Contudo, essa trama política envolvendo a terra é apenas um fiapo de história diluída pela paisagem, filmada em grandes planos espetaculares que aproveitam a profundidade de campo para afirmar a imensidão visual das locações. Intercalando grandes planos gerais com planos próximos detidos na opacidade de Dione, Rifle vai da paisagem a perder de vista para a atenção aos pequenos gestos e reflexos de atuação do elenco, composto por moradores da região. A expressividade dessa paisagem e o movimento interno das cenas, numa vagarosa rotina cíclica da vida campesina, vai consumindo a trama da disputa da terra que aos poucos se perde na opacidade de Dione. Atento às aflições do protagonista, o filme acompanha o personagem em um desvio, disposto a não retornar a esse passado que pouco conhecemos. Rifle tensiona o contraponto entre afirmar e abandonar a trama sobre a terra com a narrativa existencial de Dione. Presente e passado, confronto e agonia, paisagem e personagem se contrapõem, chocam-se, negam-se. Os lentos movimentos laterais do filme simbolizam o andar vagaroso entre o narrativo e a indeterminação. Esta é a força do filme, potente em conduzir o espectador pela simples contemplação das cenas e seus pequenos arroubos de explosão; mas também sua fraqueza, pois não consegue esconder a difícil conciliação desses dois modos. A questão é mais sensível no contorno geral da estrutura, intercalando momentos mais fluidos e enigmáticos com tempos alongados e ações pouco motivadas (especialmente a brilhante sequência de Dione atirando em diversos carros que passam pela região), feitos de espera, observação, como a respiração profunda de uma alma conturbada, com “paradas” mais explicativas, diálogos que esclarecem certos movimentos da trama e atam as pontas soltas. Por sua vez, os momentos mais enigmáticos se esforçam na composição detida das formas do cenário, nos enquadramentos equilibrados na perspectiva e presença do corpo no quadro, enquanto suas “paradas” são mais diretas, de corpos mais próximos da câmera, com baixa luz e maior espontaneidade nas falas e interações entre as personagens, apropriando-se da prosódia e expressões típicas da região.

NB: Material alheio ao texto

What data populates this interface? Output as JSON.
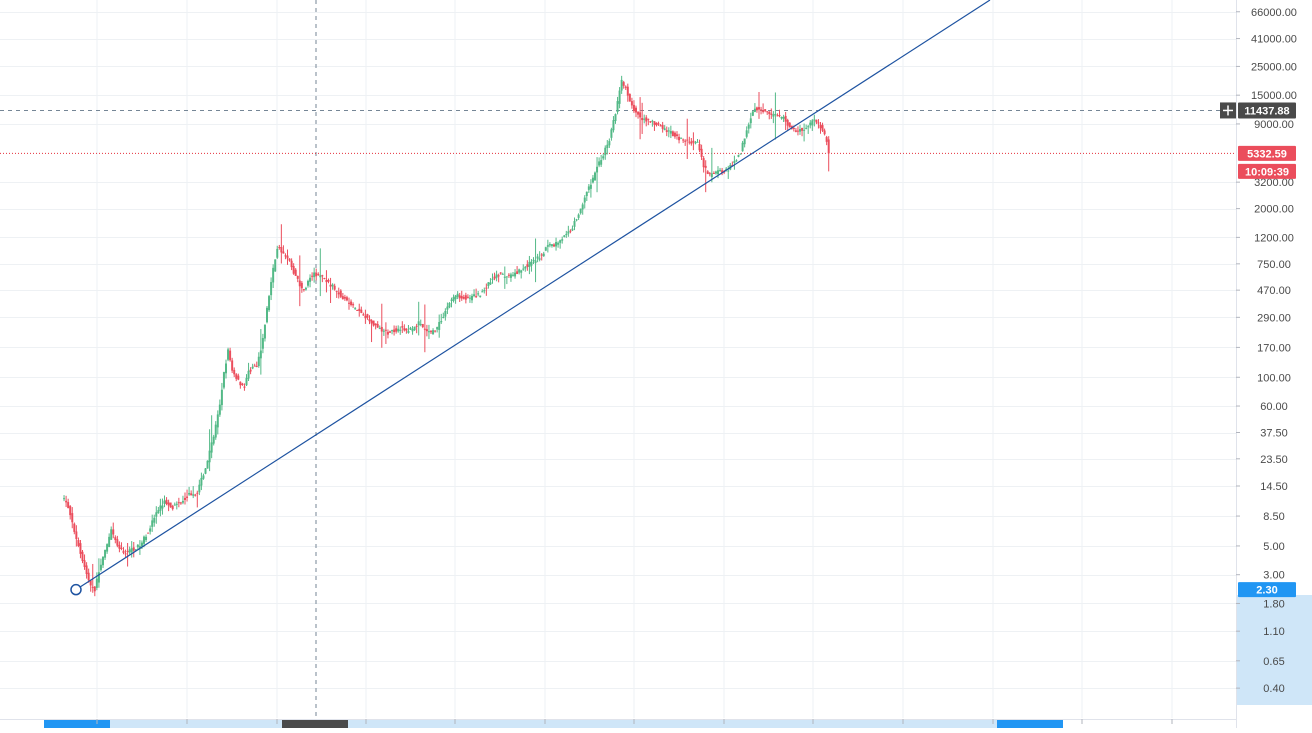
{
  "chart_data": {
    "type": "candlestick",
    "scale": "log",
    "grid": true,
    "colors": {
      "up": "#53b987",
      "down": "#eb4d5c",
      "trendline": "#1e53a1",
      "crosshair": "#758696",
      "price_line": "#e5303d",
      "axis_bg_highlight": "#cfe6f8",
      "badge_dark": "#4a4a4a",
      "badge_blue": "#2196f3",
      "badge_red": "#eb4d5c"
    },
    "y_ticks": [
      {
        "value": 66000,
        "label": "66000.00"
      },
      {
        "value": 41000,
        "label": "41000.00"
      },
      {
        "value": 25000,
        "label": "25000.00"
      },
      {
        "value": 15000,
        "label": "15000.00"
      },
      {
        "value": 9000,
        "label": "9000.00"
      },
      {
        "value": 3200,
        "label": "3200.00"
      },
      {
        "value": 2000,
        "label": "2000.00"
      },
      {
        "value": 1200,
        "label": "1200.00"
      },
      {
        "value": 750,
        "label": "750.00"
      },
      {
        "value": 470,
        "label": "470.00"
      },
      {
        "value": 290,
        "label": "290.00"
      },
      {
        "value": 170,
        "label": "170.00"
      },
      {
        "value": 100,
        "label": "100.00"
      },
      {
        "value": 60,
        "label": "60.00"
      },
      {
        "value": 37.5,
        "label": "37.50"
      },
      {
        "value": 23.5,
        "label": "23.50"
      },
      {
        "value": 14.5,
        "label": "14.50"
      },
      {
        "value": 8.5,
        "label": "8.50"
      },
      {
        "value": 5,
        "label": "5.00"
      },
      {
        "value": 3,
        "label": "3.00"
      },
      {
        "value": 1.8,
        "label": "1.80"
      },
      {
        "value": 1.1,
        "label": "1.10"
      },
      {
        "value": 0.65,
        "label": "0.65"
      },
      {
        "value": 0.4,
        "label": "0.40"
      }
    ],
    "crosshair_price": {
      "value": 11437.88,
      "label": "11437.88"
    },
    "last_price": {
      "value": 5332.59,
      "label": "5332.59"
    },
    "countdown": "10:09:39",
    "trendline_anchor": {
      "value": 2.3,
      "label": "2.30"
    },
    "trend": [
      [
        0,
        12
      ],
      [
        3,
        10
      ],
      [
        6,
        6.5
      ],
      [
        9,
        4.5
      ],
      [
        12,
        3.0
      ],
      [
        14,
        2.5
      ],
      [
        16,
        2.3
      ],
      [
        18,
        3.2
      ],
      [
        21,
        4.5
      ],
      [
        24,
        6.5
      ],
      [
        27,
        5.0
      ],
      [
        30,
        4.4
      ],
      [
        34,
        4.7
      ],
      [
        38,
        5.0
      ],
      [
        42,
        6.5
      ],
      [
        46,
        9
      ],
      [
        50,
        11
      ],
      [
        54,
        10
      ],
      [
        58,
        11
      ],
      [
        62,
        12.5
      ],
      [
        66,
        13
      ],
      [
        70,
        20
      ],
      [
        74,
        35
      ],
      [
        77,
        60
      ],
      [
        79,
        110
      ],
      [
        81,
        160
      ],
      [
        83,
        110
      ],
      [
        85,
        100
      ],
      [
        87,
        90
      ],
      [
        89,
        85
      ],
      [
        91,
        110
      ],
      [
        93,
        120
      ],
      [
        95,
        120
      ],
      [
        97,
        160
      ],
      [
        99,
        260
      ],
      [
        101,
        430
      ],
      [
        103,
        680
      ],
      [
        105,
        1000
      ],
      [
        107,
        950
      ],
      [
        109,
        850
      ],
      [
        111,
        780
      ],
      [
        113,
        650
      ],
      [
        115,
        560
      ],
      [
        117,
        480
      ],
      [
        119,
        500
      ],
      [
        121,
        590
      ],
      [
        123,
        620
      ],
      [
        126,
        610
      ],
      [
        129,
        550
      ],
      [
        132,
        500
      ],
      [
        135,
        450
      ],
      [
        138,
        400
      ],
      [
        141,
        360
      ],
      [
        144,
        330
      ],
      [
        147,
        310
      ],
      [
        150,
        270
      ],
      [
        153,
        250
      ],
      [
        156,
        230
      ],
      [
        159,
        220
      ],
      [
        162,
        230
      ],
      [
        165,
        240
      ],
      [
        168,
        225
      ],
      [
        171,
        240
      ],
      [
        174,
        260
      ],
      [
        177,
        230
      ],
      [
        180,
        220
      ],
      [
        183,
        240
      ],
      [
        186,
        300
      ],
      [
        189,
        380
      ],
      [
        192,
        430
      ],
      [
        195,
        420
      ],
      [
        198,
        400
      ],
      [
        201,
        420
      ],
      [
        204,
        440
      ],
      [
        207,
        500
      ],
      [
        210,
        580
      ],
      [
        213,
        620
      ],
      [
        216,
        600
      ],
      [
        219,
        610
      ],
      [
        222,
        650
      ],
      [
        225,
        700
      ],
      [
        228,
        750
      ],
      [
        231,
        800
      ],
      [
        234,
        880
      ],
      [
        237,
        1050
      ],
      [
        240,
        1050
      ],
      [
        243,
        1150
      ],
      [
        246,
        1250
      ],
      [
        249,
        1450
      ],
      [
        252,
        1800
      ],
      [
        255,
        2500
      ],
      [
        258,
        3100
      ],
      [
        261,
        4200
      ],
      [
        264,
        5200
      ],
      [
        267,
        6800
      ],
      [
        270,
        11000
      ],
      [
        273,
        19000
      ],
      [
        275,
        17000
      ],
      [
        277,
        13000
      ],
      [
        280,
        11000
      ],
      [
        283,
        10000
      ],
      [
        286,
        9500
      ],
      [
        289,
        9000
      ],
      [
        292,
        8500
      ],
      [
        295,
        8000
      ],
      [
        298,
        7500
      ],
      [
        301,
        7000
      ],
      [
        304,
        6700
      ],
      [
        307,
        6500
      ],
      [
        310,
        6400
      ],
      [
        313,
        4200
      ],
      [
        316,
        3600
      ],
      [
        319,
        3800
      ],
      [
        322,
        3900
      ],
      [
        325,
        4000
      ],
      [
        328,
        4600
      ],
      [
        331,
        5500
      ],
      [
        334,
        8200
      ],
      [
        337,
        11500
      ],
      [
        340,
        12000
      ],
      [
        343,
        11200
      ],
      [
        346,
        10500
      ],
      [
        349,
        10300
      ],
      [
        352,
        10000
      ],
      [
        355,
        8500
      ],
      [
        358,
        8000
      ],
      [
        361,
        8200
      ],
      [
        364,
        8700
      ],
      [
        367,
        10000
      ],
      [
        369,
        9000
      ],
      [
        371,
        8000
      ],
      [
        373,
        6800
      ],
      [
        374,
        5332.59
      ]
    ]
  }
}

Essa tensão, contudo, é de difícil solução. Entre se perder no sujeito e apontar as questões políticas, Rifle cria uma armadilha conciliatória na composição de dois modos que não habitam, em nenhum momento, o mesmo espaço cênico. É questão similar à enfrentada por O Som ao Redor (2013) na tentativa de arranjar a estrutura arcaica do latifúndio à crônica social urbana sob a forma do filme de gangster. A polifonia do filme de Kleber Mendonça permitia, por sua vez, a catarse violenta desse encontro no corte para um outro espaço que, deixando o conflito político do latifúndio fora de quadro, mantinha a crônica urbana como solução imagética final. Em Rifle, centrado numa única figura, numa inquietude entre a concentração e a distensão, a catarse final não tem espaço cênico para se ancorar e torna-se pura expressão sonora, sob os créditos finais, nem tão irresolutamente vaga tampouco explosiva.